How to Get More ILP?

- Major obstacles for more ILP
  - too many branches; each basic block is too small
  - difficulty to analyze programs that heavily use pointers
  - demand of larger memory bandwidth
  - demand of more registers and various Functional Units
  - superscalar decode-hardware can increase the cycle time
- Software methods to get more ILP
  - all techniques talked before to deal with data and control hazards
  - software pipelining
  - trace scheduling
- Hardware methods to get more ILP
  - all techniques mentioned before
    - conditional instructions
    - support of speculative execution

Software Pipelining

- Problem: small basic blocks make scheduling less effective;
- Loop Unrolling: the loop body can be unrolled several times to yield bigger basic blocks; Disadvantages: danger of code explosion; instruction cache performance.
- Software Pipelining: reorganizes loops such that each iteration is made from instructions chosen from different iterations of the original loop. Advantage over loop unrolling: optimal performance can be achieved with compact object code.
  - Implementing software pipelining: at compile time, symbolically unroll the loops multiple times; do the scheduling; find out the regularity among different iterations. Restructure the loop into the form:
    prolog; new loop body; epilog
Software Pipelining (cont’d)

A Superscalar Machine, can issue four instructions (one ALU, LOAD, STORE, and BRANCH) per cycle if they have no dependency.

Example: /* source code */
for (i=1; i < N; i++) { x[i] := x[i] + c; }

Before software pipelining, each loop body will take at least 3 cycles
- Read x[i] to a register R;
- Add R and c to R;
- Write R to x[i] and CJump

After software pipelining, each loop body takes one cycle

1 Read
2 AddRead
3 L:WriteAddReadCJUMP L
4 WriteAdd
5 Write

Trace Scheduling

- Motivation of software pipelining: optimizing the loops

- Motivation of trace scheduling: optimizing frequently executed branches (traces). Main idea: larger block size means more opportunities for better ILP.

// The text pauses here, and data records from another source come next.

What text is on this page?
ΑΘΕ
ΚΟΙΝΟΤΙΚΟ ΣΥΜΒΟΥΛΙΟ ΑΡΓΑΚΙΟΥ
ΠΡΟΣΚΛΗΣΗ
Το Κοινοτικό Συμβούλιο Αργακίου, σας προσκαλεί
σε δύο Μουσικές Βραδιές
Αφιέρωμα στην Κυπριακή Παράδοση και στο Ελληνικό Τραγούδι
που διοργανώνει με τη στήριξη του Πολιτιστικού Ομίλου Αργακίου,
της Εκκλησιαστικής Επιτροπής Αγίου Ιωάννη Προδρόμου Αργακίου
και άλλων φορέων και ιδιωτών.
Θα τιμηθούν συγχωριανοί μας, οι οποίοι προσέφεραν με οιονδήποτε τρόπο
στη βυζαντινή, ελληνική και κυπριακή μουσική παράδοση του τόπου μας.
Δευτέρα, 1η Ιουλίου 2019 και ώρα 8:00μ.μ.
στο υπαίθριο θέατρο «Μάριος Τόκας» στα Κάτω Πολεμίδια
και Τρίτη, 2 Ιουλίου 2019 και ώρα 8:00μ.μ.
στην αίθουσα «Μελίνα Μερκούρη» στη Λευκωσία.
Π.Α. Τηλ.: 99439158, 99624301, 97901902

- Algorithm for trace scheduling:
  Step 1. Identify the most likely execution trace (possibly using static branch prediction information), then compact the instructions in the trace as if they belong to one big basic blocks
  Step 2. add compensation code at the entrances and exits of the trace to restore the semantics of the original program for other traces.